Wednesday, September 23, 2015

The profit motive

... our concept of "profit" needs to expand beyond mere money. ....Profit must include responsibility for and well-being of all our citizens, our culture, and our planet, and not just more gold bars in the strong room.
 This week we have two sterling examples of the problem with profit = money definition.

Item 1:  The young CEO of an upstart drug firm has purchased an old drug, Daraprim, that is used to treat parasitic infections in HIV patients.  It costs about $1 per pill to manufacture and sold for $13.50.  But the former hedge manager has upped the price to $750 a pill overnight, calling a journalist who asked him why, a "moron". (Washington Post)

Item 2:  Under pressure from the EPA, Volkswagen has admitted that it cheated by programming its diesel cars to run differently when being screened for emissions.  Basically, under regular driving conditions, they emit 10-40x more pollutants than they are supposed to.
“It’s a new level of cynicism in the auto industry,” said Jack R. Nerad, executive market analyst at Kelley Blue Book. “We have seen honest mistakes and lapses of judgment before, and tragic things happening, but this strikes me as different. The intent from the beginning seemed to be to evade standard norms.” (NY Times)
As a third, anecdotal example:  I was driving in the Bay Area this week and noticed the pending installation of "express lanes" on I-580 not for carpools, but for those willing to pay tolls.  People with money can afford to buy their way into faster traffic.  And of course, the Bay Area abounds with people with money, so that the culture even in formerly countercultural cities like Berkeley has noticeably changed.   Money money money.

Cynicism?  You bet.  As long as we let Wall Street stock exchange prices drive our concept of profit, as long as we let money be the end-all and be-all, we will continue this slither into the horrors of the gilded age.


5 comments:

PseudoPiskie said...

I saw those fee lanes in Texas. I saw very few cars using them but I wasn't in heavy traffic.

JCF said...

"pending installation of "express lanes" on I-580 not for carpools, but for those willing to pay tolls."

*Ouch* I had not heard about these. This is legal???

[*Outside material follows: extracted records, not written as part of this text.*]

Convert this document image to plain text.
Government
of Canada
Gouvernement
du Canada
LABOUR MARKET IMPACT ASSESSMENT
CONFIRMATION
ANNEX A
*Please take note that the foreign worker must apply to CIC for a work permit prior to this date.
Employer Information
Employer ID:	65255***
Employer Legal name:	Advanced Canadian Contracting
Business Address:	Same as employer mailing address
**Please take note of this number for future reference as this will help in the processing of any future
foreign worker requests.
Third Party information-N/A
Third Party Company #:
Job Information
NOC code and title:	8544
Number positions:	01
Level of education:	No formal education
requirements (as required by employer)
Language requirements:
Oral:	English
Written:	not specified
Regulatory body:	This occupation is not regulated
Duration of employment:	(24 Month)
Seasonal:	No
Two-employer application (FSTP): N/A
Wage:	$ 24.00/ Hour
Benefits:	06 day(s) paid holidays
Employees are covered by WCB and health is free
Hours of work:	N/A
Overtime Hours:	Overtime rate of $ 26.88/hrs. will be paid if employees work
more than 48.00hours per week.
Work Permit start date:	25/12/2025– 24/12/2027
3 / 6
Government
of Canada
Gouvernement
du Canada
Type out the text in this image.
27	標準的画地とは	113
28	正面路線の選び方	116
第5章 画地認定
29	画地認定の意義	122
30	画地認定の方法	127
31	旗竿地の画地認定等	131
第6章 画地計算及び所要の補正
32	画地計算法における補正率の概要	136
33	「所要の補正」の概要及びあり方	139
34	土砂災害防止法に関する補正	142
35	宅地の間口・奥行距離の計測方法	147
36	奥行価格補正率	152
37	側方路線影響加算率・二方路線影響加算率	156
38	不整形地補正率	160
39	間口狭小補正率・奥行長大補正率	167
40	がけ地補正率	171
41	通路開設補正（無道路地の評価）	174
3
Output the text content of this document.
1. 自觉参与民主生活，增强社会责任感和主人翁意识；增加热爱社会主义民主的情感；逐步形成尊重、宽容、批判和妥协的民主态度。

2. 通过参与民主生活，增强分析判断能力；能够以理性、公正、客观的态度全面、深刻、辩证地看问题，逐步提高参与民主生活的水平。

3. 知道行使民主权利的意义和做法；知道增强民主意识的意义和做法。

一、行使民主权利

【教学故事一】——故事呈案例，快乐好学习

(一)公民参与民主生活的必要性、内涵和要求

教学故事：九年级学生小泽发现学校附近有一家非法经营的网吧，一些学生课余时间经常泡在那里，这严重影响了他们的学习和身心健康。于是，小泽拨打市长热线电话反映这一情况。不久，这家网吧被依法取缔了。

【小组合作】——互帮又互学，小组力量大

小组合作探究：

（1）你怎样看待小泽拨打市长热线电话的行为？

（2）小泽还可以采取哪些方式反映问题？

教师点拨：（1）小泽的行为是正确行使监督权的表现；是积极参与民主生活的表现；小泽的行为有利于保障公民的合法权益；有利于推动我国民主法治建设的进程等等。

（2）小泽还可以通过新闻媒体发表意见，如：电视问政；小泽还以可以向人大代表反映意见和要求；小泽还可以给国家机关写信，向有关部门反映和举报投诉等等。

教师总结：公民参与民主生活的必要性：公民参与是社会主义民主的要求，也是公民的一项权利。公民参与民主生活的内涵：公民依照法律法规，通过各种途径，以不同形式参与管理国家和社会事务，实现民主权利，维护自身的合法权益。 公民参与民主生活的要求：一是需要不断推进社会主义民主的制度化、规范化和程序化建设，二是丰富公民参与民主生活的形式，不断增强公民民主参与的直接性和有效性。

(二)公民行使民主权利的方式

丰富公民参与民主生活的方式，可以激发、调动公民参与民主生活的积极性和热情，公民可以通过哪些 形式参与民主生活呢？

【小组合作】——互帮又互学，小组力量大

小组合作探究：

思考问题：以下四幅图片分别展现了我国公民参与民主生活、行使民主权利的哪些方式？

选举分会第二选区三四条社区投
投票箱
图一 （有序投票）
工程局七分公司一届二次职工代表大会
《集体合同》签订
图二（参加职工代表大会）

* I realize that existing diamond lanes were already accessible to those w/ (expensive) electric cars. But there, at least the PRINCIPLE of reducing environmental impact (ala carpools) was being honored! Not just some d-bag in a Lamborghini (maybe the CEO of the drug company in story #1?).

Marshall Scott said...

I fear we are seeing more and more often that any measure of benefit is as individual benefit, and not as social or community benefit. As that happens, then, accountability seems individual, too; and so do responsibilities for support. We stop talking about highway taxes and start talking about "user fees," charged to trucking companies (or, on toll roads, to everyone). I think it's the same dynamic that has undermined support for public education: to see the individual benefit of education, without also claiming the benefits of an educated society.

Unknown said...

The idea of paying to use express lanes is nothing new. I remember 40 years ago, driving from New Haven to NYC, you had the option of I-95 (Connecticut Turnpike and New England Expressway), with tolls, or the Wilbur Cross/Merritt/Hutchison Parkways, without tolls. Connecticut did away with its tolls some years ago, but New York still has a toll booth on its section of 95. About 20 years ago, when Virginia expanded the highway to Dulles Airport, they built express lanes for which a toll was charged, and local lanes which were free.

From an economic standpoint, it can make sense: those who place a higher monetary value on their time will be willing to pay to get to their destination faster; so it can be a progressive tax that can redistribute wealth (IF the tolls are used not just to fund the express lanes, or to pay profits to the companies that build and operate them, which I think may have been the case with the Dulles Toll Road, but to improve public transit and secondary roads).

That is a very big IF. In the drug case, the stated reason for the price hike was to fund the development of new drugs for rare diseases, where the expected payout from a successful new drug would not cover its R&D costs. However, given the identity of the CEO, a healthy dose of skepticism is warranted.

JCF said...

Off-topic: if giving his personal blessing to George-Wallace-in-drag is Pope Francis NOT "judging" (ala "Who am I to..."), what is he like when he DOES condemn us?

Pathetic. God bless the Episcopal Church (accept no pseudo-catholic substitutes)!